Stärker in den Fokus der Öffentlichkeit sind in den letzten Jahren psychische Störungen wie Depressionen oder Burn-Out gerückt. In den Arztpraxen ist die „Volkskrankheit Depression“ mittlerweile allgegenwärtig: Ein an Depressionen erkrankter Patient wird durchschnittlich mehrere Wochen krankgeschrieben, und die Zahlen steigen. Das Bundesgesundheitsministerium geht von insgesamt vier Millionen Betroffenen in Deutschland aus. Auch bei Kindern und Jugendlichen sind psychische Probleme auf dem Vormarsch.

Dies spiegelt sich natürlich in unserer heutigen Statistik eklatant wieder. Die neu als Krankheit klassifizierten Gebrechen sorgen für neue Ausschläge und höhere Zahlen. Insgesamt kann man davon ausgehen, dass unsere Gesellschaft in Zukunft immer wieder neue „Zivilisationskrankheiten“ hervorbringen wird.

Sucht und Abhängigkeiten in der Statistik

Je nach eigener Erfahrung und Vorliebe sind wir geneigt, bei den einzelnen Süchten zwischen „schlechten Angewohnheiten“, „Lastern“ und „krankmachenden Süchten“ zu unterscheiden. (Expertenstimme)

5 Prozent der Bevölkerung haben in den letzten 12 Monaten illegale Drogen zu sich genommen, unter den Tisch fallen dürfen dabei nicht die zusätzlich schätzungsweise 1,4 Millionen Medikamentenabhängigen in Deutschland. Die „Genussmittel“ Alkohol und Tabak fordern zusammen 180.000 Todesopfer im Jahr. „Unsere größte Sorge ist nach wie vor der Alkoholkonsum“, sagte die Drogenbeauftragte Mechthild Dyckmans dem Jugendmagazin duhastdiemacht.de. Über neun Millionen Deutsche konsumieren ein gesundheitlich bedenkliches Maß an Alkohol.

Mehr und mehr wird uns in Zukunft auch die „Fettsucht“ (Adipositas), also ein „krankhaftes“ Übergewicht, beschäftigen müssen. Knapp 15 Prozent aller Deutschen fallen in diese Kategorie und sind damit gefährdet, an Diabetes oder Bluthochdruck zu erkranken.

Fazit: Wir werden öfter gesund als früher…

Schon in der Bibel heißt es, dass nicht die Gesunden den Arzt brauchen, sondern die Kranken.
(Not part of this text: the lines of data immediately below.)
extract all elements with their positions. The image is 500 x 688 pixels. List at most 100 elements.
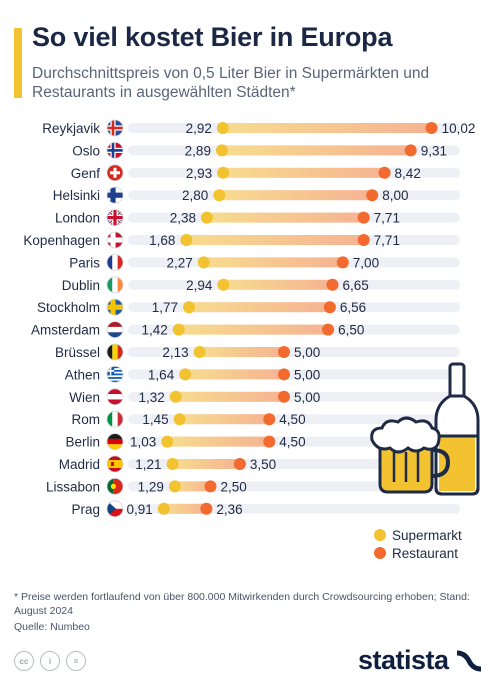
flag-belgium-icon: [106, 343, 124, 361]
restaurant-point: [366, 189, 379, 202]
price-range-bar: [163, 503, 207, 514]
chart-row: Oslo 2,89 9,31: [72, 141, 447, 159]
city-label: Athen: [65, 367, 100, 382]
chart-row: Wien 1,32 5,00: [69, 388, 320, 406]
restaurant-point: [425, 122, 438, 134]
title-accent-bar: [14, 28, 22, 98]
supermarket-value-label: 1,64: [148, 367, 175, 382]
price-range-bar: [167, 436, 270, 447]
restaurant-value-label: 6,50: [338, 323, 364, 338]
flag-iceland-icon: [106, 119, 124, 137]
supermarket-point: [183, 301, 196, 314]
supermarket-value-label: 1,21: [135, 457, 161, 472]
restaurant-point: [322, 323, 335, 336]
price-range-bar: [219, 190, 373, 201]
price-range-bar: [172, 459, 240, 469]
price-range-bar: [221, 145, 411, 156]
flag-italy-icon: [106, 410, 124, 428]
flag-denmark-icon: [106, 231, 124, 249]
chart-area: Reykjavik 2,92 10,02 Oslo 2,89 9,31 Genf 2,93 8,…: [23, 119, 480, 561]
statista-mark-icon: [456, 650, 481, 671]
restaurant-value-label: 8,00: [382, 188, 408, 203]
flag-greece-icon: [106, 365, 124, 383]
restaurant-point: [357, 234, 370, 246]
supermarket-value-label: 2,27: [166, 255, 192, 270]
price-range-bar: [174, 481, 211, 492]
supermarket-value-label: 2,13: [162, 345, 188, 360]
restaurant-value-label: 6,65: [343, 278, 369, 293]
restaurant-point: [263, 413, 276, 426]
restaurant-value-label: 6,56: [340, 300, 366, 315]
restaurant-value-label: 5,00: [294, 345, 320, 360]
supermarket-point: [215, 144, 228, 157]
chart-row: Stockholm 1,77 6,56: [37, 298, 366, 316]
city-label: Berlin: [65, 435, 100, 450]
supermarket-point: [193, 346, 206, 358]
supermarket-point: [172, 323, 185, 336]
city-label: Amsterdam: [31, 323, 100, 338]
supermarket-point: [213, 189, 226, 202]
flag-sweden-icon: [106, 298, 124, 316]
restaurant-value-label: 4,50: [279, 435, 305, 450]
chart-row: Madrid 1,21 3,50: [59, 455, 276, 473]
chart-row: Amsterdam 1,42 6,50: [31, 321, 364, 339]
restaurant-value-label: 5,00: [294, 367, 320, 382]
supermarket-value-label: 1,29: [138, 479, 164, 494]
page-title: So viel kostet Bier in Europa: [32, 22, 393, 52]
flag-portugal-icon: [106, 477, 124, 495]
statista-logo[interactable]: statista: [358, 645, 483, 676]
supermarket-value-label: 1,77: [152, 300, 178, 315]
chart-row: Athen 1,64 5,00: [65, 365, 320, 383]
chart-row: London 2,38 7,71: [55, 209, 400, 227]
city-label: Paris: [69, 255, 100, 270]
city-label: Reykjavik: [42, 121, 100, 136]
price-range-bar: [223, 167, 385, 178]
city-label: Oslo: [72, 143, 100, 158]
restaurant-value-label: 7,71: [374, 233, 400, 248]
city-label: Rom: [71, 412, 100, 427]
restaurant-point: [336, 256, 349, 269]
no-derivatives-icon: =: [66, 651, 86, 671]
city-label: Prag: [71, 502, 100, 517]
chart-row: Reykjavik 2,92 10,02: [42, 119, 476, 137]
city-label: Lissabon: [46, 479, 100, 494]
city-label: Madrid: [59, 457, 100, 472]
supermarket-point: [161, 435, 174, 448]
flag-france-icon: [106, 253, 124, 271]
supermarket-point: [217, 278, 230, 291]
restaurant-value-label: 4,50: [279, 412, 305, 427]
restaurant-point: [357, 211, 370, 224]
source-note: Quelle: Numbeo: [14, 621, 90, 633]
city-label: Helsinki: [53, 188, 100, 203]
chart-row: Kopenhagen 1,68 7,71: [23, 231, 400, 249]
city-label: Kopenhagen: [23, 233, 100, 248]
supermarket-value-label: 1,32: [139, 390, 165, 405]
flag-uk-icon: [106, 209, 124, 227]
supermarket-value-label: 2,94: [186, 278, 213, 293]
price-range-bar: [189, 302, 330, 313]
restaurant-value-label: 10,02: [442, 121, 476, 136]
supermarket-value-label: 2,89: [185, 143, 211, 158]
flag-germany-icon: [106, 433, 124, 451]
price-range-bar: [199, 347, 284, 357]
city-label: Brüssel: [55, 345, 100, 360]
price-range-bar: [222, 123, 432, 133]
legend-supermarket-label: Supermarkt: [392, 528, 462, 543]
price-range-bar: [175, 391, 284, 402]
beer-mug-icon: [370, 416, 451, 494]
flag-netherlands-icon: [106, 321, 124, 339]
city-label: Genf: [71, 166, 101, 181]
supermarket-point: [217, 166, 230, 179]
supermarket-point: [180, 234, 193, 246]
legend-supermarket-marker: [374, 529, 386, 541]
beer-illustration: [370, 362, 480, 496]
supermarket-point: [168, 480, 181, 493]
restaurant-point: [263, 435, 276, 448]
restaurant-value-label: 3,50: [250, 457, 276, 472]
restaurant-value-label: 2,50: [221, 479, 247, 494]
restaurant-point: [278, 346, 290, 358]
restaurant-value-label: 7,71: [374, 211, 400, 226]
restaurant-point: [278, 390, 290, 403]
supermarket-value-label: 2,92: [186, 121, 212, 136]
price-range-bar: [178, 324, 329, 335]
Bei fast 400.000 Ärzten und 4,7 Millionen Beschäftigten insgesamt im Gesundheitssektor sind diese Kranken in Deutschland in aller Regel gut versorgt. Und in der Tat steigt die Lebenserwartung der Deutschen unaufhörlich. Dank der modernen Medizin liegt sie heute durchschnittlich bei fast 80 Jahren, für das Jahr 2035 sagt man noch zwei bis drei Jahre mehr voraus. Krankheiten, die vor wenigen Jahrzehnten noch den sicheren Tod bedeutet haben, sind heute oftmals heilbar – und dieser Trend wird sich aller Voraussicht nach fortsetzen. In dieser Hinsicht ist Deutschland tatsächlich nicht mehr so krank wie früher.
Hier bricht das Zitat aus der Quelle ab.